McDonald sees people’s frustration as justified, but feels that landlords have become a strong source of resentment because they are a regular face of broader capitalistic forces, one that people have to write a check to every month. “If you're mad at landlords, you're probably mad at all capitalism. Because the tomato that you spent 50 cents on also cost five cents,“ she said. “I think that people who are chronically ill might feel the same way about their pharmacists.”
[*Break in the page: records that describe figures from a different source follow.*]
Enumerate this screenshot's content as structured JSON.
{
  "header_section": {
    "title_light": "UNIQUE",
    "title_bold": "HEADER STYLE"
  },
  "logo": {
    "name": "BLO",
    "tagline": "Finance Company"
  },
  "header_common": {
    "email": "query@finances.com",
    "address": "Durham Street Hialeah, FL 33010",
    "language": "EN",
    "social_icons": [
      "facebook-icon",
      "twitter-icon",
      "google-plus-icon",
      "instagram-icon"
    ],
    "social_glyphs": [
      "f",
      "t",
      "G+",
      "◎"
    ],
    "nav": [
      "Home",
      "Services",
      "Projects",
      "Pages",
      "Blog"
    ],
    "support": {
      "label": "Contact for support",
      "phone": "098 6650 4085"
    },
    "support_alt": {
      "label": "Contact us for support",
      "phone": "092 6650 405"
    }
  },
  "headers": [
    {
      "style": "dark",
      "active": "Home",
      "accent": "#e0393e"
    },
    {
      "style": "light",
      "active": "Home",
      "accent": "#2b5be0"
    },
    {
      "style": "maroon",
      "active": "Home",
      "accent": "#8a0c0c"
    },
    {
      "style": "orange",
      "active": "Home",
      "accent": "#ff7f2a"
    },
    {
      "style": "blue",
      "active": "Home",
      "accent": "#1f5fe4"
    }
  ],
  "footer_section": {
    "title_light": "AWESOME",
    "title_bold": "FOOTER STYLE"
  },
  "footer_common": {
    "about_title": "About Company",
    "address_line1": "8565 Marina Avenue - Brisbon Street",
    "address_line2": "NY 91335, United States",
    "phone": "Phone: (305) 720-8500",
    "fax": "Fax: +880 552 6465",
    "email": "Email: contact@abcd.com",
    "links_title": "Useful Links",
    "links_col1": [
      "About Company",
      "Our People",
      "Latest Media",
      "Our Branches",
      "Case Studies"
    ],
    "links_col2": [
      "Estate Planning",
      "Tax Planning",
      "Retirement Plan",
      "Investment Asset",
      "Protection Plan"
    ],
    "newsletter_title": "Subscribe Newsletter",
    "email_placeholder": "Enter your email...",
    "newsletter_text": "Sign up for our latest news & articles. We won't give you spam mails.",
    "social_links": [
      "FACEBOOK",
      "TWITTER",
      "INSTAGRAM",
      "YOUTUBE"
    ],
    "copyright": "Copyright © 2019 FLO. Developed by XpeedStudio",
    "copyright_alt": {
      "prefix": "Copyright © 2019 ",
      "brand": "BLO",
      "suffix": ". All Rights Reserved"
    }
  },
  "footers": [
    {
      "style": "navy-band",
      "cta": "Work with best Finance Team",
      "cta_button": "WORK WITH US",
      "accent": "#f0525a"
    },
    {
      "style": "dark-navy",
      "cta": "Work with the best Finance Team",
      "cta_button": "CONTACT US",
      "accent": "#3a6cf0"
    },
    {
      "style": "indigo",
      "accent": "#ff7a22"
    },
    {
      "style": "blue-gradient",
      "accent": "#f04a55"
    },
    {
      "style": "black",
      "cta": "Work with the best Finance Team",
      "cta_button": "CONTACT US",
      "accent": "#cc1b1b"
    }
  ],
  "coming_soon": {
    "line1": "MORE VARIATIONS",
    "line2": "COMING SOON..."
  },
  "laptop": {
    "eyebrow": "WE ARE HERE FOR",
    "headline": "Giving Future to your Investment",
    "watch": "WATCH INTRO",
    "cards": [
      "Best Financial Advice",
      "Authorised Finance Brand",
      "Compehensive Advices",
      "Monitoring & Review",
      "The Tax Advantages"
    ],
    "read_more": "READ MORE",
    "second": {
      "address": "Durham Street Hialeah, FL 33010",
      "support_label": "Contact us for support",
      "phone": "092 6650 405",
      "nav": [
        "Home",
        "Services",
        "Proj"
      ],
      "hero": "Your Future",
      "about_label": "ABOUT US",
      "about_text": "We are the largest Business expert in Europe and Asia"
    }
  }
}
She’s not trying to change people’s minds. “I'm not trying to prove to you landlording is ethical,” said McDonald. “The point is, if you choose to invest in this particular sector, I think there is a way you can do this that benefits both parties.” But she also thinks that anger is better pointed at the broader system, emphasizing that people should use their frustration to fuel political change.  

Londono, for her part, sees attacks as the cost of fame, one that has led to criticism of people far more celebrated than her. 

“People are saying Mother Teresa was a scamp. People are saying Gandhi was a womanizer,” she said. “You could be a saint, a real saint, and someone will burn you at the stake.”